To address the question of whether intention might be reflected in prefrontal cortical activity, the researchers in the new work used functional magnetic resonance imaging (fMRI) to assess brain activity while subjects concentrated on their choice of intended mental action, but prior to execution of the action. Specifically, subjects were free to choose between adding or subtracting two numbers and were asked to hold in mind their intention until numbers were presented on a screen, along with a choice of outcomes (one of which was correct for the addition choice, one correct for the subtraction choice). Subjects then selected the correct answer according to their planned task, revealing their intended action.

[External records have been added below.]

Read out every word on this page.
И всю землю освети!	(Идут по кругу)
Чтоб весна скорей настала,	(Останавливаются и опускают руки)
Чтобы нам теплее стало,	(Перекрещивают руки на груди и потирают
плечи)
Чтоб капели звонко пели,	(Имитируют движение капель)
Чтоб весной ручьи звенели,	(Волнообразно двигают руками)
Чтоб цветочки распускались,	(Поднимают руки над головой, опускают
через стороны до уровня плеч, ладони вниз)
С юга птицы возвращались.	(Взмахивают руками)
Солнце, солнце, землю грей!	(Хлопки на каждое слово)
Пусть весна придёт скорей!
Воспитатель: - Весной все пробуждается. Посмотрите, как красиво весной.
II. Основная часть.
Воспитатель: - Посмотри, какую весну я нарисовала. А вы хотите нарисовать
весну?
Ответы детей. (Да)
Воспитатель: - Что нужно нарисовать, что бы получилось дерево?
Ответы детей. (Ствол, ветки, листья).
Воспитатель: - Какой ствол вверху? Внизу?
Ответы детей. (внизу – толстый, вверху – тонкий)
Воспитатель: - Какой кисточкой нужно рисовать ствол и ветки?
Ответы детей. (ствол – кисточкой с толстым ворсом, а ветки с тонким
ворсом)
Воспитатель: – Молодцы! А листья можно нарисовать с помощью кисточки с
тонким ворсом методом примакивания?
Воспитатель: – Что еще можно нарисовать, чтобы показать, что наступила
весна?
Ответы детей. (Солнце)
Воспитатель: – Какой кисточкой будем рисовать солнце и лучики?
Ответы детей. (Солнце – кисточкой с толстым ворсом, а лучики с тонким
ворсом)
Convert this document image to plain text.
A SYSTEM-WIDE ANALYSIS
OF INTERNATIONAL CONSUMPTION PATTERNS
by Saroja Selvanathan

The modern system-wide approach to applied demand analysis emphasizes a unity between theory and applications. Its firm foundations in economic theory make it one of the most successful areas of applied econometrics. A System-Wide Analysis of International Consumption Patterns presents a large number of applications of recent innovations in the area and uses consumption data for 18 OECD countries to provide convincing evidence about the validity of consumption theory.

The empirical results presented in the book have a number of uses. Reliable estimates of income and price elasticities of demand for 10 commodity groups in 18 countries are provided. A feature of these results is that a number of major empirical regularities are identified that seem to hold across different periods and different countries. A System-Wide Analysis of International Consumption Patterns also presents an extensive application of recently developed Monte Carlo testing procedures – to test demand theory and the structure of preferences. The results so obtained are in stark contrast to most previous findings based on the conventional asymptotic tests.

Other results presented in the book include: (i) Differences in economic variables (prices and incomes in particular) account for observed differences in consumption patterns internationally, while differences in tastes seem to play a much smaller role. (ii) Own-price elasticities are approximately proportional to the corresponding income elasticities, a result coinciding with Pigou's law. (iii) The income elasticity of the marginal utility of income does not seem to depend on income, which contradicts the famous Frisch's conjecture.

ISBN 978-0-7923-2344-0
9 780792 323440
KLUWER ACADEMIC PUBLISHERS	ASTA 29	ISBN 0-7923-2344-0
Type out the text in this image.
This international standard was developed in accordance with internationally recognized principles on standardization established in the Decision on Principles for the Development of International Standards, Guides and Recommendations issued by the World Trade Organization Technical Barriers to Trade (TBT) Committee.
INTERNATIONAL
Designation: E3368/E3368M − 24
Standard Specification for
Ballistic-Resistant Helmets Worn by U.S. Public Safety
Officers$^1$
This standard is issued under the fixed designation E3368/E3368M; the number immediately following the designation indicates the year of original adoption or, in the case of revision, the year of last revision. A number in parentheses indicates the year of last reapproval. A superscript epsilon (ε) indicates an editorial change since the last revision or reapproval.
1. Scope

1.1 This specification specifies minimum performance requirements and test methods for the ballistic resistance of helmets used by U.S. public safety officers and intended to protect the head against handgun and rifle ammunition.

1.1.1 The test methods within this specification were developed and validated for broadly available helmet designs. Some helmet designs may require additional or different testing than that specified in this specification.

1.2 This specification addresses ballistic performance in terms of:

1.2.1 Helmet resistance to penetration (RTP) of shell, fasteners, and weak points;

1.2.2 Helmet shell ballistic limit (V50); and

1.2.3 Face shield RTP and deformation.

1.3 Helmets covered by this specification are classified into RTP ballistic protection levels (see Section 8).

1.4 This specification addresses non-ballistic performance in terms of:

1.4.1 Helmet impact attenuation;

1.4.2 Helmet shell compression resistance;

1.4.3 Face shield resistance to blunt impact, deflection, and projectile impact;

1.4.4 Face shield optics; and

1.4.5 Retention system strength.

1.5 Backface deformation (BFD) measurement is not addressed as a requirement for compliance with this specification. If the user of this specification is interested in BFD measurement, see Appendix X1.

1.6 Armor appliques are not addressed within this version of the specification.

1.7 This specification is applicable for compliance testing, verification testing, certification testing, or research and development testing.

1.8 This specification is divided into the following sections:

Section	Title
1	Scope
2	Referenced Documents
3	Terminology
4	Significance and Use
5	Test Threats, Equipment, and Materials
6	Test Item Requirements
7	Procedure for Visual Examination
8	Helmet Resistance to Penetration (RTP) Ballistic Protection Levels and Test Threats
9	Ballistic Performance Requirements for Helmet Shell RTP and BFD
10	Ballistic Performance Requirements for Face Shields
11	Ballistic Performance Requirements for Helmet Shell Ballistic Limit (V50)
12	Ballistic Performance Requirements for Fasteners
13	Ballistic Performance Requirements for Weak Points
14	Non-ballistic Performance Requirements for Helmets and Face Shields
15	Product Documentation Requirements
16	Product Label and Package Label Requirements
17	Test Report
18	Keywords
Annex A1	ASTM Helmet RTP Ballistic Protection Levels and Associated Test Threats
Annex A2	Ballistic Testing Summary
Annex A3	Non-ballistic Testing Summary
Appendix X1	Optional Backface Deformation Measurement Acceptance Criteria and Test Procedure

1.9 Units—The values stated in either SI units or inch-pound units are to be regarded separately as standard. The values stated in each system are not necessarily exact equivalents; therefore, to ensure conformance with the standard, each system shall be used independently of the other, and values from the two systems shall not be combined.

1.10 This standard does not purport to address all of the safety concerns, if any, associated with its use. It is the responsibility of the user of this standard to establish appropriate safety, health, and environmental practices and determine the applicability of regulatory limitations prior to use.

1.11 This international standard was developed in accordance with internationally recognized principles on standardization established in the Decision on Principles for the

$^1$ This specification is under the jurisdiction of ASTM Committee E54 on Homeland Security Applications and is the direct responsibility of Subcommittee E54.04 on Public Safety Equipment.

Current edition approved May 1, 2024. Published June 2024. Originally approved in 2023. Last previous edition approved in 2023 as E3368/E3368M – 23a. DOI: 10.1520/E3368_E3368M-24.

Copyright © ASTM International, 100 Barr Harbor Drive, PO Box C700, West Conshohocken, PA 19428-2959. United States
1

The researchers found that during the delay between the subjects' choice of task and execution of the task, it was possible to decode from activities in two regions of the prefrontal cortex which of the two actions (addition or subtraction) individuals had chosen to pursue. Different patterns of activity were seen during actual execution of the task, showing that regionally distinct neural substrates were involved in task preparation and execution. Decoding of intentions was most robust when activity patterns in the medial prefrontal cortex were taken into account, consistent with the idea that this region of the brain participating in the reflection of an individual on his or her own mental state.

The researchers include John-Dylan Haynes of Max Planck Institute for Human Cognitive and Brain Sciences in Leipzig, Germany, Bernstein Center for Computational Neuroscience and Charité – Universitätsmedizin in Berlin, Germany, University College London in London, UK; Katsuyuki Sakai of Graduate School of Medicine, University of Tokyo in Tokyo, Japan; Geraint Rees, Sam Gilbert, and Chris Frith of University College London in London, UK; Richard E. Passingham of University College London in London, UK and University of Oxford in Oxford, UK.

This work was supported by the Max Planck Society, the Wellcome Trust, and the Mind-Science Foundation.

The findings, reported by a collaborative group led by John-Dylan Haynes of the Max Planck Institute for Human Cognitive and Brain Sciences in Leipzig, Germany, appear in Current Biology online on February 8th.

Haynes et al.: "Reading Hidden Intentions in the Human Brain" Publishing in Current Biology 17, February 20, 2007.